You really only have two solutions. One is to allow for longer trip times and deal with that. The other is to shrink your solar system, put it around a low mass red dwarf for example, or better yet instead of a planet make your setting a large habitable moon orbiting a gas giant. That way you can have other large moons, many captured asteroid moons, and even a large planetary ring system to use.
Leo Turner
That's true for a regular gravity slingshot, but not true for an Oberth maneuver, in which you burn your rockets at maximum just as you swing past a planet, to amplify the effect. That might have been what the movie was showing.
Juan Butler
How about Kalgash?
Jordan Thomas
Yep, the entire system is tiny, and all seven planets are about as big as Earth. The star is about as big as Jupiter. It's so comfy.
Leo Edwards
>space lift
they are a meme mate
Anthony James
Even then you only feel the force exerted by your engines. That force feels the same to you whether you're deep inside a gravity well or far off in interplanetary space.
Elijah Myers
what is wrong with ksp?
the orbital physics seem legit
Ian Evans
Not that guy, Ksp is past its golden age but it's still the best 'realistic' space game where you actually build rockets.

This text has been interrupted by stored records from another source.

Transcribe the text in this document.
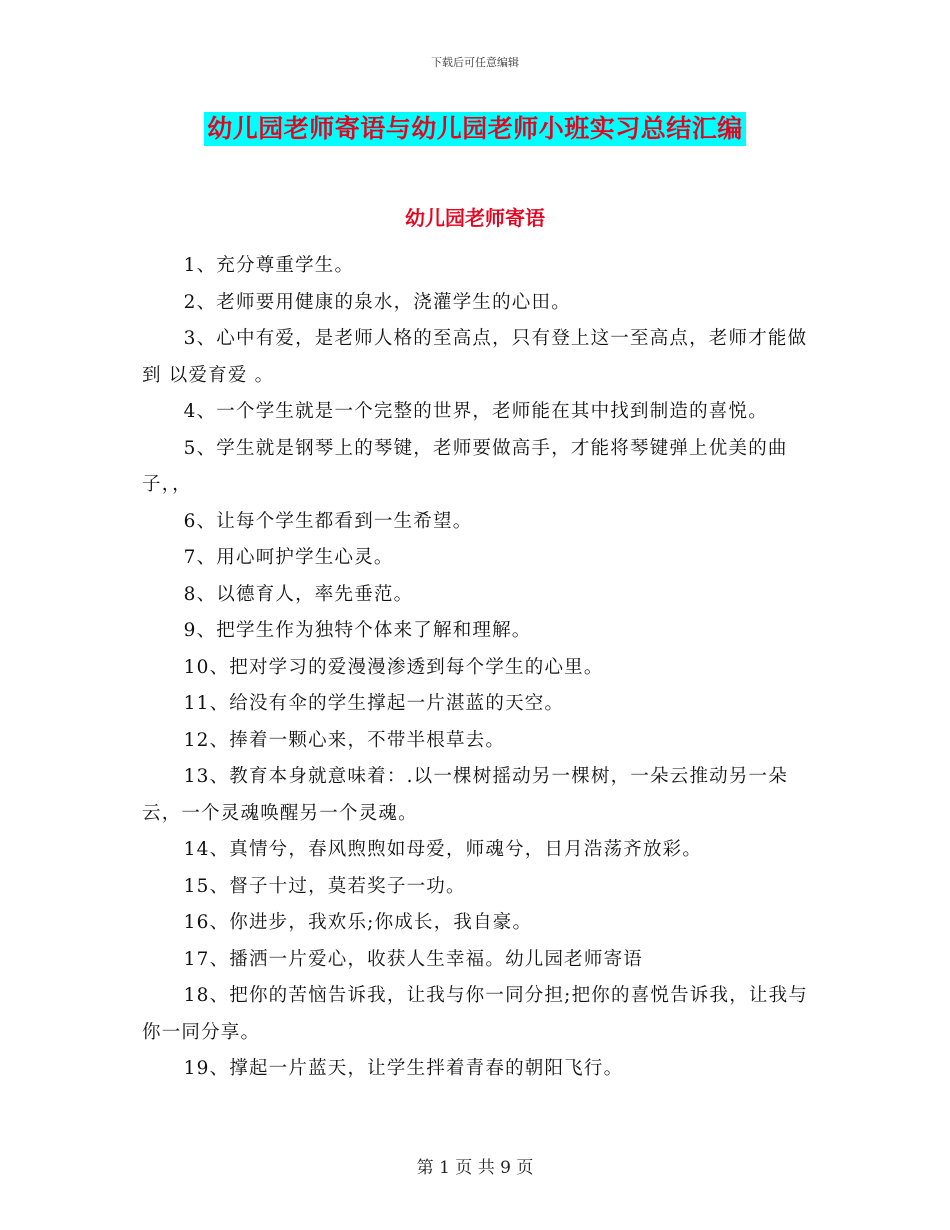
下载后可任意编辑
幼儿园老师寄语与幼儿园老师小班实习总结汇编
幼儿园老师寄语

1、充分尊重学生。

2、老师要用健康的泉水，浇灌学生的心田。

3、心中有爱，是老师人格的至高点，只有登上这一至高点，老师才能做到 以爱育爱 。

4、一个学生就是一个完整的世界，老师能在其中找到制造的喜悦。

5、学生就是钢琴上的琴键，老师要做高手，才能将琴键弹上优美的曲子，，

6、让每个学生都看到一生希望。

7、用心呵护学生心灵。

8、以德育人，率先垂范。

9、把学生作为独特个体来了解和理解。

10、把对学习的爱漫漫渗透到每个学生的心里。

11、给没有伞的学生撑起一片湛蓝的天空。

12、捧着一颗心来，不带半根草去。

13、教育本身就意味着：.以一棵树摇动另一棵树，一朵云推动另一朵云，一个灵魂唤醒另一个灵魂。

14、真情兮，春风煦煦如母爱，师魂兮，日月浩荡齐放彩。

15、督子十过，莫若奖子一功。

16、你进步，我欢乐;你成长，我自豪。

17、播洒一片爱心，收获人生幸福。幼儿园老师寄语

18、把你的苦恼告诉我，让我与你一同分担;把你的喜悦告诉我，让我与你一同分享。

19、撑起一片蓝天，让学生拌着青春的朝阳飞行。

第 1 页 共 9 页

Orbital mechanics in Ksp are hugely simplified because of the use of rigid spheres of influence, but the difference compared to real life is not so huge that it makes much of a difference unless you're planning on doing anything to do with Lagrange points.
Easton Foster
>space game where you actually build rockets.
You don't build rockets in ksp?
Have you ever tried rss+ro+real fuels?
Eli Kelly
Yes, my current install is a full realistic progression/realism overhaul/RSS setup.
You do build rockets in stock Ksp, it's just greatly simplified. In RP-0 you're just more involved with the finer details of launch vehicle construction.